Roughly speaking, including this single star in the trimcat files for sensors more than 1 CCD away from the position of the star cost about 25% of the overall CPU time for the entire run, and it would have been more if the jobs had not timed out at 5 CPU days.

SimonKrughoff commented 7 years ago

Now I'm baffled. Right is supposed to be without crosstalk and left is with and they both show the divots. I'll have to look more tomorrow.

image

jchiang87 commented 7 years ago

I'm wondering now if these patches really are crosstalk. The crosstalk matrices are indeed read-in in the e2adc code:

https://bitbucket.org/phosim/phosim_release/src/39f267c3f9733a490de85231cd7ac6c5e7154ebc/source/e2adc/e2adc.cpp?at=master&fileviewer=file-view-default#e2adc.cpp-127

These blotches on the eimages must be something else.

sethdigel commented 7 years ago

Also if they were due to cross talk, I think we would have expected some large, obvious holes due the brightest stars.
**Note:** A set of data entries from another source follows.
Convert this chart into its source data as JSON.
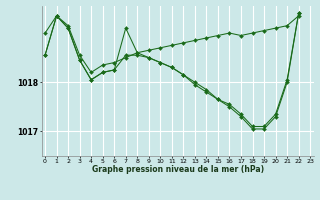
{
  "background_color": "#cce8e8",
  "plot_bg_color": "#cce8e8",
  "grid_color": "#ffffff",
  "line_color": "#1a6b1a",
  "marker_color": "#1a6b1a",
  "xlabel": "Graphe pression niveau de la mer (hPa)",
  "yticks": [
    1017,
    1018
  ],
  "xticks": [
    0,
    1,
    2,
    3,
    4,
    5,
    6,
    7,
    8,
    9,
    10,
    11,
    12,
    13,
    14,
    15,
    16,
    17,
    18,
    19,
    20,
    21,
    22,
    23
  ],
  "ylim": [
    1016.5,
    1019.55
  ],
  "xlim": [
    -0.3,
    23.3
  ],
  "series": [
    [
      1019.0,
      1019.35,
      1019.15,
      1018.55,
      1018.2,
      1018.35,
      1018.4,
      1018.5,
      1018.6,
      1018.65,
      1018.7,
      1018.75,
      1018.8,
      1018.85,
      1018.9,
      1018.95,
      1019.0,
      1018.95,
      1019.0,
      1019.05,
      1019.1,
      1019.15,
      1019.35,
      null
    ],
    [
      1018.55,
      1019.35,
      1019.1,
      1018.45,
      1018.05,
      1018.2,
      1018.25,
      1019.1,
      1018.6,
      1018.5,
      1018.4,
      1018.3,
      1018.15,
      1018.0,
      1017.85,
      1017.65,
      1017.55,
      1017.35,
      1017.1,
      1017.1,
      1017.35,
      1018.05,
      1019.4,
      null
    ],
    [
      1018.55,
      1019.35,
      1019.1,
      1018.45,
      1018.05,
      1018.2,
      1018.25,
      1018.55,
      1018.55,
      1018.5,
      1018.4,
      1018.3,
      1018.15,
      1017.95,
      1017.8,
      1017.65,
      1017.5,
      1017.3,
      1017.05,
      1017.05,
      1017.3,
      1018.0,
      1019.4,
      null
    ]
  ]
}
Over the summer, Tom duplicated the original Twinkles Run 1 (phosim v3.4.2) with phosim v3.5.2. The inputs were exactly the same. So we have a complete set of images that can be compared. At SLAC the original images are in subdirectories of /nfs/farm/g/desc/u1/Pipeline-tasks/Twinkles-phoSimII/phosim_output/ and the v3.5.2 images are under /nfs/farm/g/desc/u1/Pipeline-tasks/Twinkles-phoSim-352/phosim_output/ Here's a comparison for a visit chosen at random, v.3.5.2 on the left.

phosim_compare

drphilmarshall commented 7 years ago

So v3.5.2 makes negative divots in the images! That is not cool. I can't see any closed or open issues at https://bitbucket.org/phosim/phosim_release/issues - perhaps we should make one? That comparison image is fantastic, Seth. Have you seen this before, @johnrpeterson ?

SimonKrughoff commented 7 years ago

Unfortunately, I don't really have much more time to dig into this. At this point, I am going to suggest that we cut our losses with v 3.5.2 and go with v3.4.x for DC1. Is there a killer feature we get with v3.5.2 that we can't do without?